US Coast Guard Cutter Tahoma. Photo courtesy of the US Coast Guard.

Photo courtesy of the US Coast Guard.

BARNSTABLE – The U.S. Coast Guard Sector Southeastern New England is accepting public comment on proposed changes to federal aids-to-navigation, or buoys, in Southeastern Mass. waterways.

A Coast Guard review has identified 43 buoys out of the 450 in Buzzards Bay, Nantucket Sound and other local waters that do not provide a navigational benefit compared to their maintenance cost.

Thirty-one of the buoys are believed to have limited or no navigational safety value and are labeled for removal. The sound signal, or bell, would be removed from 10 buoys and two would be relocated near their current positions.

“We thought those particular aids were worth mentioning to the mariners and seeking their input with respect to how much value they might add to navigation safety,” said Ed LeBlanc, the chief of Waterways Management Division for the Coast Guard’s Sector Southeastern New England.

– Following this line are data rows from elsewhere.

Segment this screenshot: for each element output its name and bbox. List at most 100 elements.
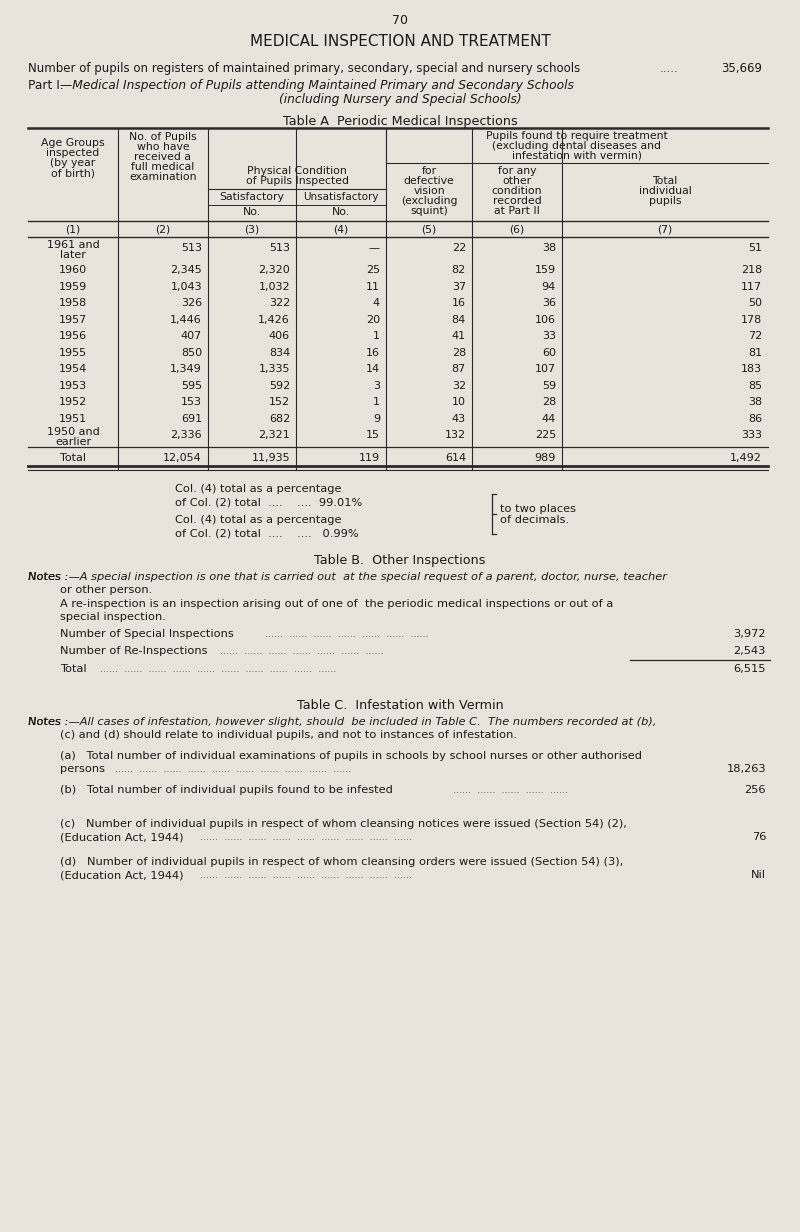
Text: to two places: to two places [500,504,576,514]
Text: 333: 333 [741,430,762,440]
Text: 2,321: 2,321 [258,430,290,440]
Text: 50: 50 [748,298,762,308]
Text: 81: 81 [748,347,762,357]
Text: 35,669: 35,669 [721,62,762,75]
Text: 15: 15 [366,430,380,440]
Text: 107: 107 [535,365,556,375]
Text: (b)   Total number of individual pupils found to be infested: (b) Total number of individual pupils fo… [60,785,393,795]
Text: 12,054: 12,054 [163,452,202,462]
Text: 38: 38 [542,243,556,253]
Text: 225: 225 [534,430,556,440]
Text: 989: 989 [534,452,556,462]
Text: 11,935: 11,935 [251,452,290,462]
Text: 59: 59 [542,381,556,391]
Text: Total: Total [652,176,678,186]
Text: —: — [369,243,380,253]
Text: (excluding dental diseases and: (excluding dental diseases and [493,140,662,152]
Text: at Part II: at Part II [494,206,540,216]
Text: 84: 84 [452,314,466,325]
Text: received a: received a [134,152,191,161]
Text: 1,335: 1,335 [258,365,290,375]
Text: other: other [502,176,531,186]
Text: Table B.  Other Inspections: Table B. Other Inspections [314,554,486,567]
Text: 9: 9 [373,414,380,424]
Text: 2,336: 2,336 [170,430,202,440]
Text: ......  ......  ......  ......  ......  ......  ......: ...... ...... ...... ...... ...... .....… [220,646,383,657]
Text: Notes :: Notes : [28,572,68,582]
Text: Table A  Periodic Medical Inspections: Table A Periodic Medical Inspections [282,115,518,128]
Text: 1,043: 1,043 [170,282,202,292]
Text: 117: 117 [741,282,762,292]
Text: Part I.: Part I. [28,79,64,92]
Text: 14: 14 [366,365,380,375]
Text: ......  ......  ......  ......  ......: ...... ...... ...... ...... ...... [453,785,568,795]
Text: 153: 153 [181,397,202,408]
Text: Number of Re-Inspections: Number of Re-Inspections [60,646,207,657]
Text: 326: 326 [181,298,202,308]
Text: Unsatisfactory: Unsatisfactory [303,192,378,202]
Text: 2,345: 2,345 [170,265,202,275]
Text: for: for [422,166,437,176]
Text: 132: 132 [445,430,466,440]
Text: (7): (7) [658,225,673,235]
Text: 37: 37 [452,282,466,292]
Text: (3): (3) [244,225,260,235]
Text: 592: 592 [269,381,290,391]
Text: of Col. (2) total  ....    ....   0.99%: of Col. (2) total .... .... 0.99% [175,529,358,538]
Text: 1,032: 1,032 [258,282,290,292]
Text: 1960: 1960 [59,265,87,275]
Text: 256: 256 [745,785,766,795]
Text: —Medical Inspection of Pupils attending Maintained Primary and Secondary Schools: —Medical Inspection of Pupils attending … [60,79,574,92]
Text: 18,263: 18,263 [726,764,766,774]
Text: 407: 407 [181,331,202,341]
Text: A re-inspection is an inspection arising out of one of  the periodic medical ins: A re-inspection is an inspection arising… [60,599,614,609]
Text: 60: 60 [542,347,556,357]
Text: of decimals.: of decimals. [500,515,569,525]
Text: (4): (4) [334,225,349,235]
Text: Number of Special Inspections: Number of Special Inspections [60,630,234,639]
Text: 70: 70 [392,14,408,27]
Text: 152: 152 [269,397,290,408]
Text: 4: 4 [373,298,380,308]
Text: (by year: (by year [50,158,96,168]
Text: (5): (5) [422,225,437,235]
Text: 85: 85 [748,381,762,391]
Text: defective: defective [404,176,454,186]
Text: 691: 691 [181,414,202,424]
Text: 44: 44 [542,414,556,424]
Text: 595: 595 [181,381,202,391]
Text: 76: 76 [752,832,766,841]
Text: 28: 28 [542,397,556,408]
Text: (a)   Total number of individual examinations of pupils in schools by school nur: (a) Total number of individual examinati… [60,752,642,761]
Text: or other person.: or other person. [60,585,152,595]
Text: Age Groups: Age Groups [41,138,105,148]
Text: (1): (1) [66,225,81,235]
Text: 513: 513 [269,243,290,253]
Text: ......  ......  ......  ......  ......  ......  ......  ......  ......  ......: ...... ...... ...... ...... ...... .....… [100,664,336,674]
Text: Physical Condition: Physical Condition [247,166,347,176]
Text: (2): (2) [155,225,170,235]
Text: 32: 32 [452,381,466,391]
Text: Col. (4) total as a percentage: Col. (4) total as a percentage [175,515,342,525]
Text: 119: 119 [359,452,380,462]
Text: 1951: 1951 [59,414,87,424]
Text: 1955: 1955 [59,347,87,357]
Text: 72: 72 [748,331,762,341]
Text: 159: 159 [535,265,556,275]
Text: ......  ......  ......  ......  ......  ......  ......  ......  ......: ...... ...... ...... ...... ...... .....… [200,832,412,841]
Text: 513: 513 [181,243,202,253]
Text: ......  ......  ......  ......  ......  ......  ......: ...... ...... ...... ...... ...... .....… [265,630,429,639]
Text: 1: 1 [373,397,380,408]
Text: Table C.  Infestation with Vermin: Table C. Infestation with Vermin [297,699,503,712]
Text: (d)   Number of individual pupils in respect of whom cleansing orders were issue: (d) Number of individual pupils in respe… [60,857,623,867]
Text: 41: 41 [452,331,466,341]
Text: 38: 38 [748,397,762,408]
Text: 1: 1 [373,331,380,341]
Text: 183: 183 [741,365,762,375]
Text: 178: 178 [741,314,762,325]
Text: 51: 51 [748,243,762,253]
Text: 106: 106 [535,314,556,325]
Text: 25: 25 [366,265,380,275]
Text: inspected: inspected [46,148,100,158]
Text: 218: 218 [741,265,762,275]
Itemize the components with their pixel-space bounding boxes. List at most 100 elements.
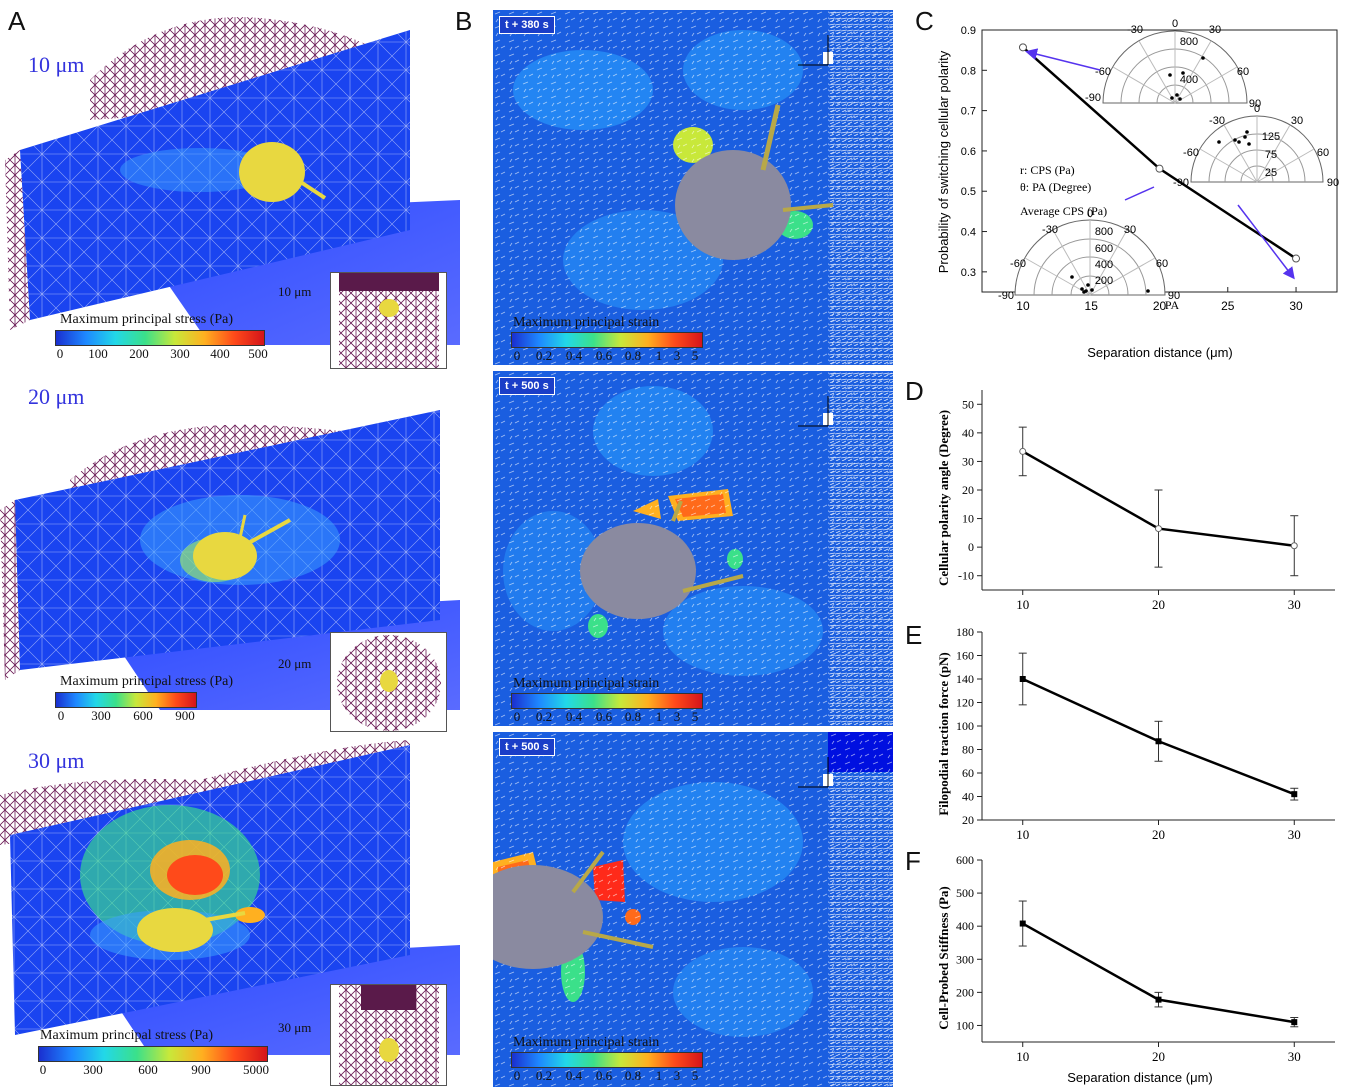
strain-colorbar-380s [511,332,703,348]
annotation-theta: θ: PA (Degree) [1020,180,1091,194]
polar-inset-20um: -30 0 30 -60 60 -90 90 125 75 25 [1173,103,1339,189]
tick: 300 [91,708,111,723]
y-tick-label: 20 [962,813,974,827]
time-stamp-500s-b: t + 500 s [499,738,555,756]
polar-inset-10um: 0 -30 30 -60 60 -90 90 800 400 [1085,18,1261,110]
ring-label: 25 [1265,167,1277,179]
tick: 0.6 [595,709,613,724]
angle-label: 30 [1124,224,1136,236]
y-tick-label: 300 [956,952,974,966]
x-tick-label: 10 [1016,827,1029,842]
y-tick-label: 80 [962,743,974,757]
data-point [1291,1019,1298,1026]
inset-scale-30um: 30 μm [278,1020,312,1035]
tick: 0.4 [565,709,583,724]
stress-colorbar-title-20um: Maximum principal stress (Pa) [60,674,234,689]
angle-label: 0 [1087,208,1093,220]
angle-label: 0 [1172,18,1178,30]
polar-inset-30um: -30 0 30 -60 60 -90 90 800 600 400 200 P… [998,208,1180,312]
tick: 600 [133,708,153,723]
tick: 900 [175,708,195,723]
data-point [1019,920,1026,927]
y-tick-label: 0 [968,540,974,554]
strain-field-500s-a: t + 500 s Maximum principal strain 0 0.2… [493,371,893,726]
strain-colorbar-title-500s-a: Maximum principal strain [513,676,660,691]
y-axis-label: Cellular polarity angle (Degree) [936,410,951,586]
tick: 300 [170,346,190,361]
ring-label: 75 [1265,149,1277,161]
time-stamp-380s: t + 380 s [499,16,555,34]
y-axis-label: Probability of switching cellular polari… [936,50,951,273]
inset-scale-10um: 10 μm [278,284,312,299]
y-tick-label: 100 [956,719,974,733]
y-tick-label: 0.3 [961,267,976,279]
tick: 0.6 [595,1068,613,1083]
tick: 5 [691,1068,699,1083]
y-tick-label: 0.8 [961,65,976,77]
x-tick-label: 30 [1289,299,1303,313]
x-tick-label: 20 [1152,827,1165,842]
strain-colorbar-500s-b [511,1052,703,1068]
data-point [1155,525,1162,533]
y-tick-label: 0.9 [961,25,976,37]
pa-axis-label: PA [1165,298,1180,312]
tick: 0.2 [535,1068,553,1083]
traction-force-chart: Filopodial traction force (pN) 20 40 60 80 1… [936,625,1335,842]
angle-label: 90 [1249,98,1261,110]
data-point [1291,791,1298,798]
top-view-inset-20um [330,632,447,732]
angle-label: -60 [1183,147,1199,159]
y-tick-label: 500 [956,886,974,900]
data-point [1155,996,1162,1003]
tick: 0.4 [565,348,583,363]
tick: 900 [191,1062,211,1077]
tick: 3 [673,709,681,724]
top-view-inset-30um [330,984,447,1086]
angle-label: 60 [1237,66,1249,78]
y-tick-label: 0.7 [961,106,976,118]
distance-label-30um: 30 μm [28,748,85,773]
panel-label-f: F [905,846,921,876]
tick: 1 [655,709,663,724]
data-point [1155,738,1162,745]
tick: 1 [655,348,663,363]
y-axis-label: Filopodial traction force (pN) [936,652,951,815]
tick: 0.4 [565,1068,583,1083]
y-tick-label: 30 [962,454,974,468]
x-tick-label: 30 [1288,1049,1301,1064]
x-axis-label: Separation distance (μm) [1087,345,1233,360]
x-tick-label: 10 [1016,597,1029,612]
distance-label-10um: 10 μm [28,52,85,77]
angle-label: -90 [1085,92,1101,104]
ring-label: 800 [1180,36,1198,48]
annotation-average-cps: Average CPS (Pa) [1020,204,1107,218]
ring-label: 800 [1095,226,1113,238]
stress-simulation-30um [0,735,460,1087]
y-tick-label: 160 [956,649,974,663]
inset-scale-20um: 20 μm [278,656,312,671]
y-tick-label: 400 [956,919,974,933]
distance-label-20um: 20 μm [28,384,85,409]
panel-label-d: D [905,376,924,406]
angle-label: -30 [1042,224,1058,236]
strain-colorbar-500s-a [511,693,703,709]
angle-label: -30 [1209,115,1225,127]
y-tick-label: 200 [956,985,974,999]
y-tick-label: 600 [956,853,974,867]
y-tick-label: 0.6 [961,146,976,158]
y-tick-label: 40 [962,790,974,804]
time-stamp-500s-a: t + 500 s [499,377,555,395]
ring-label: 125 [1262,131,1280,143]
angle-label: 0 [1254,103,1260,115]
polarity-probability-chart: 10 15 20 25 30 0.3 0.4 0.5 0.6 0.7 0.8 0.9 Separat… [936,18,1339,360]
angle-label: 90 [1168,290,1180,302]
tick: 0.8 [624,348,642,363]
stress-colorbar-title-30um: Maximum principal stress (Pa) [40,1028,214,1043]
x-tick-label: 20 [1153,299,1167,313]
angle-label: 30 [1209,24,1221,36]
ring-label: 400 [1180,74,1198,86]
panel-label-c: C [915,6,934,36]
angle-label: 60 [1156,258,1168,270]
top-view-inset-10um [330,272,447,369]
data-point [1292,254,1301,263]
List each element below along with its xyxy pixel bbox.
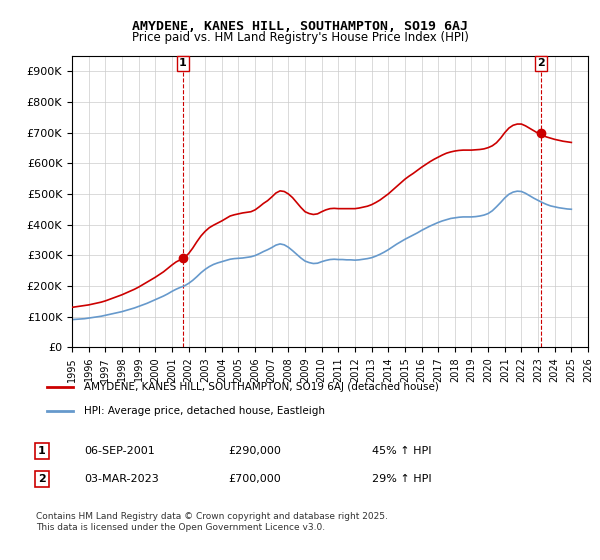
Text: 2: 2 — [537, 58, 545, 68]
Text: HPI: Average price, detached house, Eastleigh: HPI: Average price, detached house, East… — [83, 406, 325, 416]
Text: 1: 1 — [38, 446, 46, 456]
Text: Price paid vs. HM Land Registry's House Price Index (HPI): Price paid vs. HM Land Registry's House … — [131, 31, 469, 44]
Text: 06-SEP-2001: 06-SEP-2001 — [84, 446, 155, 456]
Text: 1: 1 — [179, 58, 187, 68]
Text: £290,000: £290,000 — [228, 446, 281, 456]
Text: AMYDENE, KANES HILL, SOUTHAMPTON, SO19 6AJ: AMYDENE, KANES HILL, SOUTHAMPTON, SO19 6… — [132, 20, 468, 32]
Text: 45% ↑ HPI: 45% ↑ HPI — [372, 446, 431, 456]
Text: 03-MAR-2023: 03-MAR-2023 — [84, 474, 159, 484]
Text: 2: 2 — [38, 474, 46, 484]
Text: £700,000: £700,000 — [228, 474, 281, 484]
Text: 29% ↑ HPI: 29% ↑ HPI — [372, 474, 431, 484]
Text: AMYDENE, KANES HILL, SOUTHAMPTON, SO19 6AJ (detached house): AMYDENE, KANES HILL, SOUTHAMPTON, SO19 6… — [83, 382, 439, 392]
Text: Contains HM Land Registry data © Crown copyright and database right 2025.
This d: Contains HM Land Registry data © Crown c… — [36, 512, 388, 532]
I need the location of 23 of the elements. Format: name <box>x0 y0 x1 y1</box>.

Leblanc said the Coast Guard is always looking at its aid-to-navigation system in the area to make it the best it can possibly be.

Harwich Harbormaster John Rendon said he has concerns about changes including the removal of two buoys marking Saquatucket Channel.

“They mark the ship channel coming into Saquatucket and we have a fairly narrow channel coming in and they mark the outer limits of the channel where there is some shoaled areas,” Rendon said. “We have a ferry that operated out of here, several large passenger boats, several deep draft sailboats. So I do have some concern.”

Rendon said the buoys add safety to boaters who are passing through the channel at night or through fog other than their GPS or radar.

“I will be providing comments directly to the Coast Guard on behalf of the town of Harwich and the concerns, that not only I have, but some of the boaters here in Harwich have that operate out of here on a daily basis,” Rendon said.

Chatham Harbormaster Stuart Smith, who also serves as the president of the Cape and Islands Harbormaster Association, has not seen the proposal yet but said it is something that the harbormaster association will look into and make comment on.

“Whenever there is a reduction in the aids-to-navigation it’s something we need to look at carefully,” said Smith.

LeBlanc said the proposal is not set in stone.

“This is not a plan. This is simply a proposal,” he said. “This is simply a way to continue the conversation.”

The Coast Guard has three public meetings every year with mariners in the Cape Cod area where several issues are discussed, including aids-to-navigation.

“We do have an excellent record of listening and changing our proposals based on input from mariners which is exactly what we are seeking through those bulletins that have been issued,” LeBlanc said.

The public comment period runs through June 30.

LeBlanc said the Coast Guard will take a look at the comments and form final recommendations and have them published sometime in the fall.

In no case would any of the proposed changes be made before November 1.